The spokeswoman estimated that there are “about 1,000” Jewish children being educated in 29 unregistered Orthodox schools in Hackney at any one time, as compared to only 20 registered schools in the borough, but she said the Authority had little or no power to act.

“We’re very limited in terms of what we can do. Every year we ask the schools for information, but we never get replies. We can’t inspect schools, that’s Ofsted, nor can we enforce closure, that’s the DfE.”

She added that Talmud Torah Tashbar (TTT), a Charedi school which does not teach English or secular education “as a matter of religious principle,”   is still open despite the DfE ordering it to close in February.

“It’s reopened, but in truth it never really closed,” said a Hackney official. “We were told it was being used as a community centre, but now believe that it was still being used as a school.”

Rabbi Avroham Pinter, a spokesman for the Stamford Hill community, said: “The school has said it is closed, I have no information to the contrary. I understand the children are getting home schooling from the parents.” 

The DfE, which said only that it was “investigating” the school, also said it was “investigating” the 2010 meeting at which a Department representative was informed that hundreds of Jewish children – mainly boys – were dropping out of the state (registered) sector, often at the age of 13 years. 

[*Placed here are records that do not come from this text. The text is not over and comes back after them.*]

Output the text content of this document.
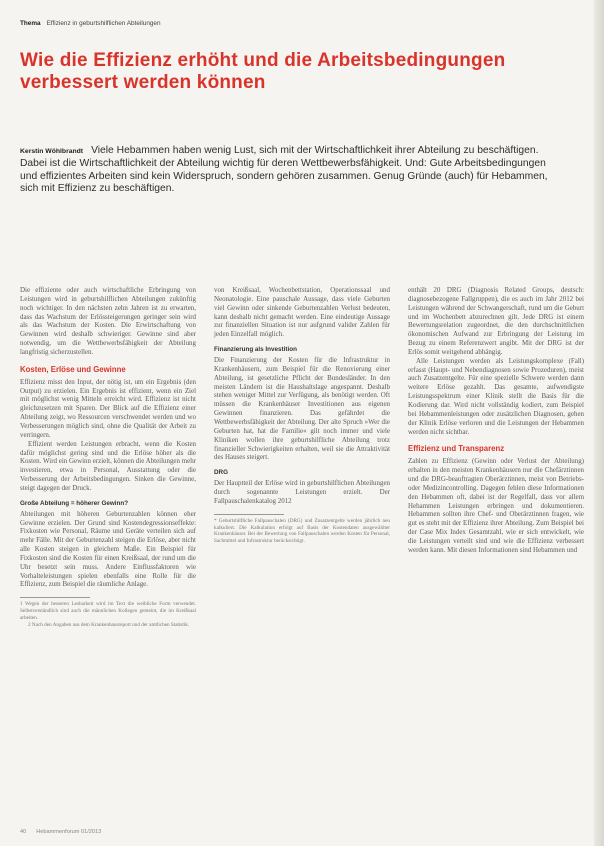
Thema Effizienz in geburtshilflichen Abteilungen
Wie die Effizienz erhöht und die Arbeitsbedingungen verbessert werden können
Kerstin Wöhlbrandt Viele Hebammen haben wenig Lust, sich mit der Wirtschaftlichkeit ihrer Abteilung zu beschäftigen. Dabei ist die Wirtschaftlichkeit der Abteilung wichtig für deren Wettbewerbsfähigkeit. Und: Gute Arbeitsbedingungen und effizientes Arbeiten sind kein Widerspruch, sondern gehören zusammen. Genug Gründe (auch) für Hebammen, sich mit Effizienz zu beschäftigen.

Die effiziente oder auch wirtschaftliche Erbringung von Leistungen wird in geburtshilflichen Abteilungen zukünftig noch wichtiger. In den nächsten zehn Jahren ist zu erwarten, dass das Wachstum der Erlössteigerungen geringer sein wird als das Wachstum der Kosten. Die Erwirtschaftung von Gewinnen wird deshalb schwieriger. Gewinne sind aber notwendig, um die Wettbewerbsfähigkeit der Abteilung langfristig sicherzustellen.

Kosten, Erlöse und Gewinne

Effizienz misst den Input, der nötig ist, um ein Ergebnis (den Output) zu erzielen. Ein Ergebnis ist effizient, wenn ein Ziel mit möglichst wenig Mitteln erreicht wird. Effizienz ist nicht gleichzusetzen mit Sparen. Der Blick auf die Effizienz einer Abteilung zeigt, wo Ressourcen verschwendet werden und wo Verbesserungen möglich sind, ohne die Qualität der Arbeit zu verringern.

Effizient werden Leistungen erbracht, wenn die Kosten dafür möglichst gering sind und die Erlöse höher als die Kosten. Wird ein Gewinn erzielt, können die Abteilungen mehr investieren, etwa in Personal, Ausstattung oder die Verbesserung der Arbeitsbedingungen. Sinken die Gewinne, steigt dagegen der Druck.

Große Abteilung = höherer Gewinn?

Abteilungen mit höheren Geburtenzahlen können eher Gewinne erzielen. Der Grund sind Kostendegressionseffekte: Fixkosten wie Personal, Räume und Geräte verteilen sich auf mehr Fälle. Mit der Geburtenzahl steigen die Erlöse, aber nicht alle Kosten steigen in gleichem Maße. Ein Beispiel für Fixkosten sind die Kosten für einen Kreißsaal, der rund um die Uhr besetzt sein muss. Andere Einflussfaktoren wie Vorhalteleistungen spielen ebenfalls eine Rolle für die Effizienz, zum Beispiel die räumliche Anlage.

1 Wegen der besseren Lesbarkeit wird im Text die weibliche Form verwendet. Selbstverständlich sind auch die männlichen Kollegen gemeint, die im Kreißsaal arbeiten.

2 Nach den Angaben aus dem Krankenhausreport und der amtlichen Statistik.

von Kreißsaal, Wochenbettstation, Operationssaal und Neonatologie. Eine pauschale Aussage, dass viele Geburten viel Gewinn oder sinkende Geburtenzahlen Verlust bedeuten, kann deshalb nicht gemacht werden. Eine eindeutige Aussage zur finanziellen Situation ist nur aufgrund valider Zahlen für jeden Einzelfall möglich.

Finanzierung als Investition

Die Finanzierung der Kosten für die Infrastruktur in Krankenhäusern, zum Beispiel für die Renovierung einer Abteilung, ist gesetzliche Pflicht der Bundesländer. In den meisten Ländern ist die Haushaltslage angespannt. Deshalb stehen weniger Mittel zur Verfügung, als benötigt werden. Oft müssen die Krankenhäuser Investitionen aus eigenen Gewinnen finanzieren. Das gefährdet die Wettbewerbsfähigkeit der Abteilung. Der alte Spruch »Wer die Geburten hat, hat die Familie« gilt noch immer und viele Kliniken wollen ihre geburtshilfliche Abteilung trotz finanzieller Schwierigkeiten erhalten, weil sie die Attraktivität des Hauses steigert.

DRG

Der Hauptteil der Erlöse wird in geburtshilflichen Abteilungen durch sogenannte Leistungen erzielt. Der Fallpauschalenkatalog 2012

* Geburtshilfliche Fallpauschalen (DRG) und Zusatzentgelte werden jährlich neu kalkuliert. Die Kalkulation erfolgt auf Basis der Kostendaten ausgewählter Krankenhäuser. Bei der Bewertung von Fallpauschalen werden Kosten für Personal, Sachmittel und Infrastruktur berücksichtigt.

enthält 20 DRG (Diagnosis Related Groups, deutsch: diagnosebezogene Fallgruppen), die es auch im Jahr 2012 bei Leistungen während der Schwangerschaft, rund um die Geburt und im Wochenbett abzurechnen gilt. Jede DRG ist einem Bewertungsrelation zugeordnet, die den durchschnittlichen ökonomischen Aufwand zur Erbringung der Leistung im Bezug zu einem Referenzwert angibt. Mit der DRG ist der Erlös somit weitgehend abhängig.

Alle Leistungen werden als Leistungskomplexe (Fall) erfasst (Haupt- und Nebendiagnosen sowie Prozeduren), meist auch Zusatzentgelte. Für eine spezielle Schwere werden dann weitere Erlöse gezahlt. Das gesamte, aufwendigste Leistungsspektrum einer Klinik stellt die Basis für die Kodierung dar. Wird nicht vollständig kodiert, zum Beispiel bei Hebammenleistungen oder zusätzlichen Diagnosen, gehen der Klinik Erlöse verloren und die Leistungen der Hebammen werden nicht sichtbar.

Effizienz und Transparenz

Zahlen zu Effizienz (Gewinn oder Verlust der Abteilung) erhalten in den meisten Krankenhäusern nur die Chefärztinnen und die DRG-beauftragten Oberärztinnen, meist von Betriebs- oder Medizincontrolling. Dagegen fehlen diese Informationen den Hebammen oft, dabei ist der Regelfall, dass vor allem Hebammen Leistungen erbringen und dokumentieren. Hebammen sollten ihre Chef- und Oberärztinnen fragen, wie gut es steht mit der Effizienz ihrer Abteilung. Zum Beispiel bei der Case Mix Index Gesamtzahl, wie er sich entwickelt, wie die Leistungen verteilt sind und wie die Effizienz verbessert werden kann. Mit diesen Informationen sind Hebammen und

40 Hebammenforum 01/2013
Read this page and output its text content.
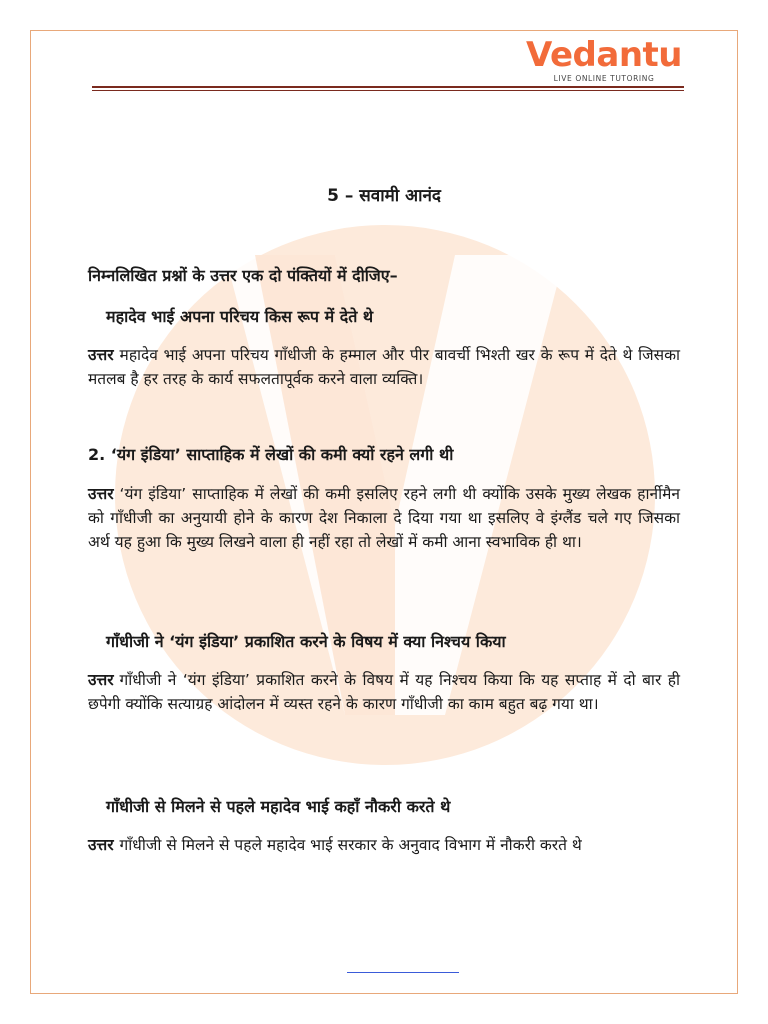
Vedantu
LIVE ONLINE TUTORING
5 – सवामी आनंद
निम्नलिखित प्रश्नों के उत्तर एक दो पंक्तियों में दीजिए–
महादेव भाई अपना परिचय किस रूप में देते थे
उत्तर महादेव भाई अपना परिचय गाँधीजी के हम्माल और पीर बावर्ची भिश्ती खर के रूप में देते थे जिसका मतलब है हर तरह के कार्य सफलतापूर्वक करने वाला व्यक्ति।
2. ‘यंग इंडिया’ साप्ताहिक में लेखों की कमी क्यों रहने लगी थी
उत्तर ‘यंग इंडिया’ साप्ताहिक में लेखों की कमी इसलिए रहने लगी थी क्योंकि उसके मुख्य लेखक हार्नीमैन को गाँधीजी का अनुयायी होने के कारण देश निकाला दे दिया गया था इसलिए वे इंग्लैंड चले गए जिसका अर्थ यह हुआ कि मुख्य लिखने वाला ही नहीं रहा तो लेखों में कमी आना स्वभाविक ही था।
गाँधीजी ने ‘यंग इंडिया’ प्रकाशित करने के विषय में क्या निश्चय किया
उत्तर गाँधीजी ने ‘यंग इंडिया’ प्रकाशित करने के विषय में यह निश्चय किया कि यह सप्ताह में दो बार ही छपेगी क्योंकि सत्याग्रह आंदोलन में व्यस्त रहने के कारण गाँधीजी का काम बहुत बढ़ गया था।
गाँधीजी से मिलने से पहले महादेव भाई कहाँ नौकरी करते थे
उत्तर गाँधीजी से मिलने से पहले महादेव भाई सरकार के अनुवाद विभाग में नौकरी करते थे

A DfE spokeswoman added: “We’re asking for anyone with evidence of unregistered schools to come to us, but the safe-guarding of children in schools is a Local Authority responsibility.” 

In January, the government announced “an escalation of Ofsted investigations into unregistered schools, with additional inspectors dedicated to rooting them out, a new tougher approach to prosecuting them and a call to local authorities to help identify any setting of concern”. 

Figures show that, every year, more than 450 Orthodox boys are in registered schools at the age of four, but this drops to about 50 boys by the age of 13. Most Orthodox girls continue in state education until they are 16 years old.